1-) Dosyadaki yazılara toplanan delillerle kararın dayandığı kanuni gerektirici sebeplere göre davalı-karşı davacının tüm, davacı-karşı davalının aşağıdaki bentlerin kapsamı dışında kalan temyiz itirazlarının yerinde olmaması nedeni ile reddine,
2-) Davacının iş sözleşmesinin feshinin haklı olup olmadığı ve feshin hangi tarafça yapıldığı taraflar arasında ihtilaflıdır. Davacı dosya kapsamına göre satın alma müdürüdür. İşyerine kısa süreli giriş çıkış yapabilmektedir. Akdin feshine kadar bu şekildeki uygulamanın devam ettiği görülmektedir. Öte yandan Cuma Namazı saatleri ile ilgili işyerinde namaz saatlerinde davacı işçiye izin verildiği ve bunun 5 yılı aşkın bir süre devam ettiği, bir sorun yaşanmadığı, hatta öğlen arasının yaz-kış saat uygulamasına göre düzenlenerek buna imkan tanındığı dosya kapsamındaki taraf tanıklarının anlatımlarından anlaşılmaktadır. Davacı açısından bu tür çalışma şekli iş şartı haline gelmiştir. İşverenin bu çalışma şeklini değiştirmesi 4857 Sayılı İş Kanunu'nun 22.maddesine aykırıdır. İşçi iş sözleşmesini iş şartlarındaki aleyhe değişikliği kabul etmeyerek işyerini terketmek sureti ile eylemli olarak feshetmiştir. Bu halde davacı kıdem tazminatına hak kazanır. Kıdem tazminatı talebinin kabulü gerekirken reddi hatalıdır.

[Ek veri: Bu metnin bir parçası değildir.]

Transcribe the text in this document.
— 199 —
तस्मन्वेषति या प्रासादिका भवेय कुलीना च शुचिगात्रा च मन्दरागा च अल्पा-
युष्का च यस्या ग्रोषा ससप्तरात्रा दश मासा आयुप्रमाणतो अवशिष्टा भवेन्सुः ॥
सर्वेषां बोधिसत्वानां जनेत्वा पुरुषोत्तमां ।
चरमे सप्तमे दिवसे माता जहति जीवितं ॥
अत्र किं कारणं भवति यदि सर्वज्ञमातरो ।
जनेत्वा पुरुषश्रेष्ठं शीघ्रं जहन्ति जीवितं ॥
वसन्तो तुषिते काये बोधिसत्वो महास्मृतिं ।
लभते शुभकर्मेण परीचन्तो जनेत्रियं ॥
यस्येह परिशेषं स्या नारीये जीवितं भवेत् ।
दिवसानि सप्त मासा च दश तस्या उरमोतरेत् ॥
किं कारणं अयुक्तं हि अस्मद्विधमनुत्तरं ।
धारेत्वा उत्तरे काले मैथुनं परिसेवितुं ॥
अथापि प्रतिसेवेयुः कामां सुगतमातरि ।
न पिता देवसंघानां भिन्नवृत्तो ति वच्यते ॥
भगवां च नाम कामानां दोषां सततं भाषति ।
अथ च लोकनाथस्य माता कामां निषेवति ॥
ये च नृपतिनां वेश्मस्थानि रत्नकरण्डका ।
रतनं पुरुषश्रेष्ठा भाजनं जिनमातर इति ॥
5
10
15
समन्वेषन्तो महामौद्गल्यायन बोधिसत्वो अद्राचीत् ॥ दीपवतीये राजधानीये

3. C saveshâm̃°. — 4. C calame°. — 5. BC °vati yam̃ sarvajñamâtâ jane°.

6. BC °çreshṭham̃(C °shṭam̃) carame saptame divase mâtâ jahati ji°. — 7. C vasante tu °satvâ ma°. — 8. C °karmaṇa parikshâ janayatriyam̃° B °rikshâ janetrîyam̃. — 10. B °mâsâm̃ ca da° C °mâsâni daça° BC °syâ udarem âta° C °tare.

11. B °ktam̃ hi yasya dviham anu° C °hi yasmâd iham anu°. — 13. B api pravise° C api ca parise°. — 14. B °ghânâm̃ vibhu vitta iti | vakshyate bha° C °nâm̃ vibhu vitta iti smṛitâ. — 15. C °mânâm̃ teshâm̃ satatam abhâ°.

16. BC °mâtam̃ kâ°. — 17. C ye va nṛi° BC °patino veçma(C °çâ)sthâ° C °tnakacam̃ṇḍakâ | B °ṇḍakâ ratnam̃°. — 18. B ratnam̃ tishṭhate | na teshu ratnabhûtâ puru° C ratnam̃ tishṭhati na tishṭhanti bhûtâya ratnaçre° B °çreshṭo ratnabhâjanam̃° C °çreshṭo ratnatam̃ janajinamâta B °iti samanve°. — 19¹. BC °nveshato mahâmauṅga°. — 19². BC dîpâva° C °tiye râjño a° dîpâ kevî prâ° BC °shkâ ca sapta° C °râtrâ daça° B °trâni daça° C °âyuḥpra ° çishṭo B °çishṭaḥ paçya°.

3-) Davacı vekili dava dilekçesinde fazla mesai, hafta tatili ve bayram-genel tatil çalışmaları karşılığı ücret talebinde bulunmuştur. Mahkeme tarafından davacının bu istekleri hakkında olumlu ya da olumsuz hüküm kurulmaması hatalı olup, bozmayı gerektirmiştir.
SONUÇ : Temyiz olunan kararın yukarda yazılı sebepten BOZULMASINA, peşin alınan temyiz harcının istenmesi halinde ilgiliye iadesine, 12.07.2011 tarihinde oybirliği ile karar verildi.

Özetle, İşçiye cuma namazı izni verilip daha sonra bu izin işçinin onayı olmadan kaldırılırsa, işçi de bu nedenle işten ayrılırsa işçiye kıdem tazminatı ödenmesi gerekiyor.